À Charlotte (États-Unis), une évaluation psychiatrique menée début décembre a conclu qu’un homme âgé de 35 ans, sans domicile fixe, est incapable de soutenir un procès pour le meurtre d’Iryna Zarutska, une jeune réfugiée ukrainienne. Cette décision, prise dans un hôpital régional, a été rendue nécessaire après que l’agresseur ait été identifié en tant qu’auteur de violence mortelle survenue fin août.
Les images de vidéosurveillance rapportent que la victime, âgée de 23 ans, a été attaquée dans une rame de métro léger. L’assaillant, assis derrière elle, lui a sorti un couteau et l’a poignardé à plusieurs reprises au cou alors qu’elle consultait son téléphone.
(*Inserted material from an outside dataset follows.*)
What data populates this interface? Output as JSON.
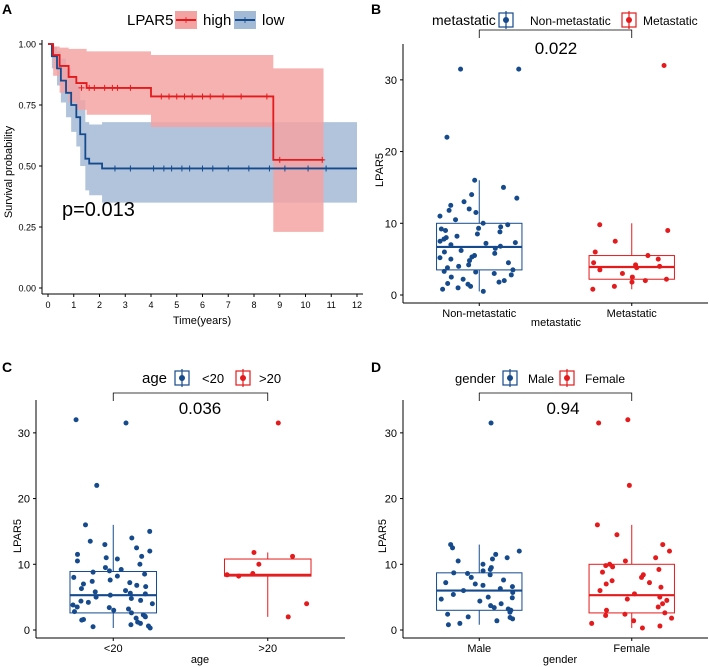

La jeune femme est décédée sur place, sans que les passagers réagissent immédiatement. Il a été interpellé peu après.
Le juge doit désormais statuer sur la validité des conclusions médicales, mais pour l’instant, la procédure judiciaire est suspendue jusqu’à ce que le suspect retrouve sa capacité légale à être jugé. La défense insiste sur le fait qu’une audience ne peut avoir lieu tant que le suspect demeure en détention fédérale à Chicago, où il est poursuivi pour des actes violents entraînant la mort.
Depuis 2007, cet homme a été arrêté au moins quatorze fois sans jamais être condamné. Son cas a conduit les autorités de Caroline du Nord à adopter une nouvelle loi restreignant le recours aux remises en liberté sous caution pour des crimes violents impliquant la mort.